KADINLAR GÜNÜ KUTLU OLSUN (MU?)

8 Mart 1857 tarihinde New York’taki bir tekstil fabrikasında 40.000 işçi grev yapmıştı. Grevin gerekçesi ise, daha iyi çalışma koşulları elde etmekti. Ancak yapılan bu grev sonucunda polisin işçilere saldırmasıyla birlikte çıkan kargaşa ve yangında, çoğu kadın 129 işçi hayatlarını kaybetmişti.
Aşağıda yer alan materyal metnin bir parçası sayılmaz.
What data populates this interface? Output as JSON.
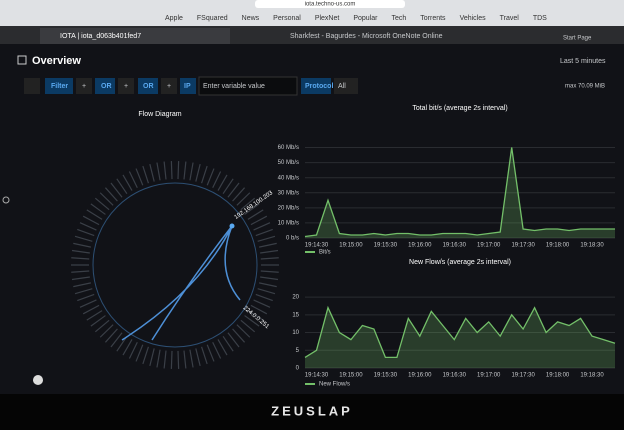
{
  "browser": {
    "url": "iota.techno-us.com",
    "bookmarks": [
      "Apple",
      "FSquared",
      "News",
      "Personal",
      "PlexNet",
      "Popular",
      "Tech",
      "Torrents",
      "Vehicles",
      "Travel",
      "TDS"
    ],
    "tabs": [
      "IOTA | iota_d063b401fed7",
      "Sharkfest - Bagurdes - Microsoft OneNote Online",
      "Start Page"
    ]
  },
  "dashboard": {
    "title": "Overview",
    "time_range": "Last 5 minutes",
    "filter_bar": {
      "filter": "Filter",
      "or_1": "OR",
      "or_2": "OR",
      "ip": "IP",
      "placeholder": "Enter variable value",
      "protocol": "Protocol",
      "protocol_value": "All",
      "max": "max 70.09 MiB"
    },
    "flow_diagram": {
      "title": "Flow Diagram",
      "nodes": [
        "192.168.100.203",
        "224.0.0.251"
      ]
    }
  },
  "bezel": "ZEUSLAP",
  "chart_data": [
    {
      "type": "line",
      "title": "Total bit/s (average 2s interval)",
      "categories": [
        null,
        "19:14:30",
        null,
        null,
        "19:15:00",
        null,
        null,
        "19:15:30",
        null,
        null,
        "19:16:00",
        null,
        null,
        "19:16:30",
        null,
        null,
        "19:17:00",
        null,
        null,
        "19:17:30",
        null,
        null,
        "19:18:00",
        null,
        null,
        "19:18:30",
        null,
        null
      ],
      "series": [
        {
          "name": "Bit/s",
          "color": "#73bf69",
          "values": [
            1,
            2,
            25,
            3,
            2,
            2,
            3,
            2,
            3,
            3,
            2,
            2,
            3,
            3,
            3,
            2,
            3,
            4,
            60,
            6,
            5,
            6,
            6,
            5,
            6,
            6,
            6,
            6
          ]
        }
      ],
      "ylim": [
        0,
        65
      ],
      "yticks": [
        {
          "value": 0,
          "label": "0 b/s"
        },
        {
          "value": 10,
          "label": "10 Mb/s"
        },
        {
          "value": 20,
          "label": "20 Mb/s"
        },
        {
          "value": 30,
          "label": "30 Mb/s"
        },
        {
          "value": 40,
          "label": "40 Mb/s"
        },
        {
          "value": 50,
          "label": "50 Mb/s"
        },
        {
          "value": 60,
          "label": "60 Mb/s"
        }
      ],
      "grid": true
    },
    {
      "type": "line",
      "title": "New Flow/s (average 2s interval)",
      "categories": [
        null,
        "19:14:30",
        null,
        null,
        "19:15:00",
        null,
        null,
        "19:15:30",
        null,
        null,
        "19:16:00",
        null,
        null,
        "19:16:30",
        null,
        null,
        "19:17:00",
        null,
        null,
        "19:17:30",
        null,
        null,
        "19:18:00",
        null,
        null,
        "19:18:30",
        null,
        null
      ],
      "series": [
        {
          "name": "New Flow/s",
          "color": "#73bf69",
          "values": [
            3,
            5,
            17,
            10,
            8,
            12,
            11,
            3,
            3,
            14,
            9,
            16,
            12,
            8,
            14,
            10,
            13,
            9,
            15,
            11,
            17,
            10,
            13,
            12,
            14,
            9,
            8,
            7
          ]
        }
      ],
      "ylim": [
        0,
        22
      ],
      "yticks": [
        0,
        5,
        10,
        15,
        20
      ],
      "grid": true
    }
  ]
}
1910 yılında Kopenhag’da 2. Sosyalist Enternasyonal’e bağlı toplanan Uluslararası Sosyalist Kadınlar Konferansı’nda, 8 Mart 1857 tarihindeki tekstil fabrikası yangınında ölen kadın işçiler anısına, 8 Mart tarihinin "Emekçi Kadınlar Günü" olarak kutlanması kararlaştırılmıştır. 1921 yılında Moskova'da toplanan 3. Uluslararası Kadınlar Konferansı'nda bu günün “Dünya Emekçi Kadınlar Günü” olarak kutlanmasının ilan edilmesinden ardından, Birleşmiş Milletler Genel Kurulu, 16 Aralık 1977 tarihinde 8 Mart'ın "Dünya Kadınlar Günü" olarak kutlanmasını kabul etmiştir.


8 Mart, Türkiye’de ilk kez 1921 yılında "Emekçi Kadınlar Günü" olarak kutlanmıştır. 1984 yılından beri düzenli olarak her yıl çeşitli kadın örgütleri tarafından "Dünya Kadınlar Günü" kutlanmaktadır.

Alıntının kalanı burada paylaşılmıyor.